İleri dedikleri yerlere asla varamamışlardır. Başkalarının kelimelerinde raks eden bir zihniyetin hokkabaz çocuklarıdır aslında bunlar. Dünyalık sirklerde palyaçoluk yapan bu tipler maalesef ülkemizde onlarca yıl en büyük makamları işgal etmekle kalmamış kendisi gibi düşünmeyen birçok insanı da süründürmüşlerdir. Onlara göre batının kapitalist vahşeti, kuzeyin sosyalist kehaneti doğunun kadim medeniyetinden çok ama çok daha iyidir. Bir işe yargıç olduklarında olayın kendisinden ziyade olayı gerçekleştirenlerle ilgilenirler. Vahşi batının ve faşist Avrupa'nın tasmacılıklarını doğunun efendiliğine her zaman tercih etmişlerdir. Gerçi hiçbir zaman doğuda efendi olabilecek kadar yücelememişler ama bunun düşüncesini dahi kabul etmezler. Ne zaman memleket için hayırlı bir iş olursa hep karşısında durmaktan çekinemezler.
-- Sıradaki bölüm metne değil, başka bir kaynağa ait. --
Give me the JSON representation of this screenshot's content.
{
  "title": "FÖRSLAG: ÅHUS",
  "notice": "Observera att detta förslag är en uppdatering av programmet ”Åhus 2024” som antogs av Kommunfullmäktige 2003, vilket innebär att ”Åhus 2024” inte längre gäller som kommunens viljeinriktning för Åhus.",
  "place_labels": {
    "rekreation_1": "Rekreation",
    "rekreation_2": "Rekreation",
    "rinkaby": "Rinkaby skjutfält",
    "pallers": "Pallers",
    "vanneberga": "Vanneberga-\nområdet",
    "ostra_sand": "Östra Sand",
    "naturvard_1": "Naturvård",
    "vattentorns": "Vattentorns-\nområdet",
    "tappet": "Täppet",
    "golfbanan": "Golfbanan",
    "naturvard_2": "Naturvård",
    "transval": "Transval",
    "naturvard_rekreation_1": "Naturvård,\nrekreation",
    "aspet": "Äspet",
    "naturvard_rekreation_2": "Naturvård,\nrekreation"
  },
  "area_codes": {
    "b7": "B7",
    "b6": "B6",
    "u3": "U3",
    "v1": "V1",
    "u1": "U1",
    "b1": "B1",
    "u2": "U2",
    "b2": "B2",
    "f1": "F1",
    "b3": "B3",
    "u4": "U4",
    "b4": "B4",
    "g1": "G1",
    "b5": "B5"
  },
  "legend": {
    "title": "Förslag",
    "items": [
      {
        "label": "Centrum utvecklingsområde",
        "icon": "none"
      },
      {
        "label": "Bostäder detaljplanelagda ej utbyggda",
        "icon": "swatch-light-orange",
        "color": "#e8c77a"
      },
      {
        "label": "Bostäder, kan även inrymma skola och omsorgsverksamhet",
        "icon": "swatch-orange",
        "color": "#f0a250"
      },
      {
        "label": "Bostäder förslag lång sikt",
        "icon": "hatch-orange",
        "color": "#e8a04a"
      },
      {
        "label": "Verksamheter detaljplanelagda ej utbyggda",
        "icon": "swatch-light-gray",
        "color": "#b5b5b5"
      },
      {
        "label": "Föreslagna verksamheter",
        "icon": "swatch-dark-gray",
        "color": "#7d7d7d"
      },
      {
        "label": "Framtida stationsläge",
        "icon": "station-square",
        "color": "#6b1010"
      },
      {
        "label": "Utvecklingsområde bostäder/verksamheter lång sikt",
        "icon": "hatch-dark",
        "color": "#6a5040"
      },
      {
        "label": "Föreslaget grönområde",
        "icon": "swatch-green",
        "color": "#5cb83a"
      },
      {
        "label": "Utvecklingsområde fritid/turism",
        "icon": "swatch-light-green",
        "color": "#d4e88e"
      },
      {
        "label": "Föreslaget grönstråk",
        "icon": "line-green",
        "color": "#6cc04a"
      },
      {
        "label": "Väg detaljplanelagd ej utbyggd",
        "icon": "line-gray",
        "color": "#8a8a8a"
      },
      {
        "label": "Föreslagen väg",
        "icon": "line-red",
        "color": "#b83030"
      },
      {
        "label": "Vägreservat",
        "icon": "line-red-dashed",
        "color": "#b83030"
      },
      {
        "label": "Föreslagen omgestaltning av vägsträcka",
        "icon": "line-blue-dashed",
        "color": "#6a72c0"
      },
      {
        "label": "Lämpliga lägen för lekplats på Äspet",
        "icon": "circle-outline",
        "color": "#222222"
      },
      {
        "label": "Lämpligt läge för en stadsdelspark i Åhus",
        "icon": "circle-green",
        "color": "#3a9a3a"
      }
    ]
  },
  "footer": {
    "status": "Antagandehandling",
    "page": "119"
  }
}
Osmanlının son dönmelerinden tutun cumhuriyet tarihi boyunca bu zihniyetin çocukları hep bir ağacın gövdesini içerden çürütmeye çalışan kurtçuklar gibi koca çınarları devirmeye çalışmışlardır. Osmanlı'nın devrilen çınarının yerinde filizlenen Türkiye Cumhuriyeti'nde kendi zihniyetlerinde bir toplum inşa etmek için yeri geldiğinde kıyamdan da geri durmamışlardır. Gelinen noktada hala kendi emellerine ulaşmak için insanları piyon olarak gören bu zihniyetin tohumları ülkemizde her şer işin arakasında ya adları ya da gölgeleri durmaktadır. Memleket hastahane yapılır karşı çıkarlar, okul yapılır yaktırırlar, alim yetişir hor görürüler, hava alanı yapılır israf derler. Kendileri hiçbir hizmet yapmaz ama yapılan her hizmetide hemen bizim paramızla yapılmış deyip herkesten önce kullanırlar. Taahhüdü geçmiş çürümüş bir zihniyetin ve kendi iç kısır döngüsünde yok olmuş bir ideolojinin ürünü olan bu tipler esasen bu toprakların suyunu içmeye, toprağına ayak basmaya da layık değillerdir. Ama gelin görün ki aynı kimliği taşımaktan utandığımız bu içten pazarlıkçı, batının içimize serpiştirdiği çürük tohumları memnun etmeye hiçbirimizin gücü yetmemektedir.

Anadolu gibi kadim bir toprağın üzerinde ona ihanet eden herkes şunu bilmelidir ki ya altında ya da üstünde bir gün Anadolu ondan hesap soracaktır. Temennimiz odur ki üstündeyken hatalarından vazgeçip bu memleket için hayırlı bir işin içinde olmaları.